Lomography Sprocket Rocket review

Lomography Sprocket RocketAnalogue camera maker Lomography (or Lomo, to those in the know) has been driving the public’s desire for retro cameras for a while now. Following on from the sucess of its first product (the LC-A+) and it’s popular Diana F+ and Diana Mini models, the brand has introduced the Sprocket Rocket.

The latest addition to Lomo’s fast-expanding lineup of analogue snappers, the new model uses an extra-wide lens to capture panoramic shots and, as the name suggests, the camera uses the full size of the film including the sprocket holes and numbering at the edge. The additon of a rewind dial makes it possible for you to wind the film backwards as well as forwards between frames in order to get some really interesting effects. We recently reviewed the Lomo 360 Spinner – a 360-degree panoramic camera. While it’s a great piece of kit, it is slightly bulky and cumbersome, while the newer Sprocket Rocket offers panoramic pictures (albeit not full 360-degrees) in a much more compact product.

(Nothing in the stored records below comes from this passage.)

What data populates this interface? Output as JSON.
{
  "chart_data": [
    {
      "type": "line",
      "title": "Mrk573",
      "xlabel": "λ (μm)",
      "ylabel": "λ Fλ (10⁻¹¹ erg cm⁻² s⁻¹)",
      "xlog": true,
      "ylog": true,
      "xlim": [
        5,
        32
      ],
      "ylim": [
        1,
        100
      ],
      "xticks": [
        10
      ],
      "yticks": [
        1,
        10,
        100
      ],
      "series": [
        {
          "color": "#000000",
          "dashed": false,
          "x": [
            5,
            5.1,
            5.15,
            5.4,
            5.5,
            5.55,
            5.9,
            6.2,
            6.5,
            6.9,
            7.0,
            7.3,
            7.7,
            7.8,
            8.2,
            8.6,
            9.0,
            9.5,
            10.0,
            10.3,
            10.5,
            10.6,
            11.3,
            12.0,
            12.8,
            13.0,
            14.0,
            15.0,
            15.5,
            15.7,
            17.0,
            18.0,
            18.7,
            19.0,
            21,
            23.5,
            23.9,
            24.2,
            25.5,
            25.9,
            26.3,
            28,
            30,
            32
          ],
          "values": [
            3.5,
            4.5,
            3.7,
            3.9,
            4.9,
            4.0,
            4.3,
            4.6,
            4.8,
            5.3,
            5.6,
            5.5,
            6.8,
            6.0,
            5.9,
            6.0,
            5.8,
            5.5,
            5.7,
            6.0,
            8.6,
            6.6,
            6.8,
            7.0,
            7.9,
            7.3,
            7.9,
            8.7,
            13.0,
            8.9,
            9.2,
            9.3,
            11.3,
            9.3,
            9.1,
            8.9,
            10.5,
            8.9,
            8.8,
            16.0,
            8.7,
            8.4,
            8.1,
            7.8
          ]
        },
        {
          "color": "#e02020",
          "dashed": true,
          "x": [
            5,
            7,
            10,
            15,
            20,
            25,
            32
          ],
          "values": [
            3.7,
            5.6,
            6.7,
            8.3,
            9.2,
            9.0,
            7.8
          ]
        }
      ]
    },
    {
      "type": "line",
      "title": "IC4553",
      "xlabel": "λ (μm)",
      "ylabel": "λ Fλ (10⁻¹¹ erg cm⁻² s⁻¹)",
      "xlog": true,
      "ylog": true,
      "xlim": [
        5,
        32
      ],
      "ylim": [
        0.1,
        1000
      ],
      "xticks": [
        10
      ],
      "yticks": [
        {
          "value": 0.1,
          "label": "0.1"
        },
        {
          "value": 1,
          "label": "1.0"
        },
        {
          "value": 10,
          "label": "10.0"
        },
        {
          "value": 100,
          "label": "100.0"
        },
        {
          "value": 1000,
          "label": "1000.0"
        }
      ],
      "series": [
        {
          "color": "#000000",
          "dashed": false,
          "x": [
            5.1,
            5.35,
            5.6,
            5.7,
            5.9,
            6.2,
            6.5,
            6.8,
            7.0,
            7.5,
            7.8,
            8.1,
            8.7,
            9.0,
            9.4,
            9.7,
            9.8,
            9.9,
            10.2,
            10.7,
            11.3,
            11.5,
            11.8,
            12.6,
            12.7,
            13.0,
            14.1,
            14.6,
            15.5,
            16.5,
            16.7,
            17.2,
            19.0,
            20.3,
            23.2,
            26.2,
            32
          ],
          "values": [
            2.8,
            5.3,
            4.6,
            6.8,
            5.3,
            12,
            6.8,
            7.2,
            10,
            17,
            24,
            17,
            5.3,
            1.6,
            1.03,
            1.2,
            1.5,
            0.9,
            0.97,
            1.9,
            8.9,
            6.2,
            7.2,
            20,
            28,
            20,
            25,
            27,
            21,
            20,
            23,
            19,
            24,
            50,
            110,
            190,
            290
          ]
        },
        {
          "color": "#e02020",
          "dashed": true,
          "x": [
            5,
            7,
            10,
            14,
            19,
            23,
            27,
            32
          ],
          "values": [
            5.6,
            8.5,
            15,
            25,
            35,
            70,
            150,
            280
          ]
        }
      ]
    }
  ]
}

Some models in the Lomo range use 120mm film that’s notoriously hard to track down, unless you’re lucky enough to live near one of the Lomo stores. Thankfully, the Sprocket Rocket uses conventional 35mm variety that can be picked up easily from anywhere that sells camera film, such as the chemist. If you’re used to the simplicity of popping an SD card into your digital camera, then the idea of loading a film might sound mildly scary, not to mention ridiculously old-fashioned. Rest assured that getting your film in place is absolute child’s play on the Sprocket Rocket. All you need to do is remove the back door of the camera, lift the winding knob, pop the film in, attach to the take-up spool on the right and wind on slightly to make sure it’s firmly attached. If you follow the enclosed instructions, then you really can’t go wrong.

The camera itself is a thing of beauty, with its stylish black finish and 1940s styling, its looks like something out of a spy film or a Dick Tracy comic. Although predominantly plastic, the camera’s chassis is reassuringly sturdy, and certainly more robust that some of the brand’s cheaper models such as the Diana Mini.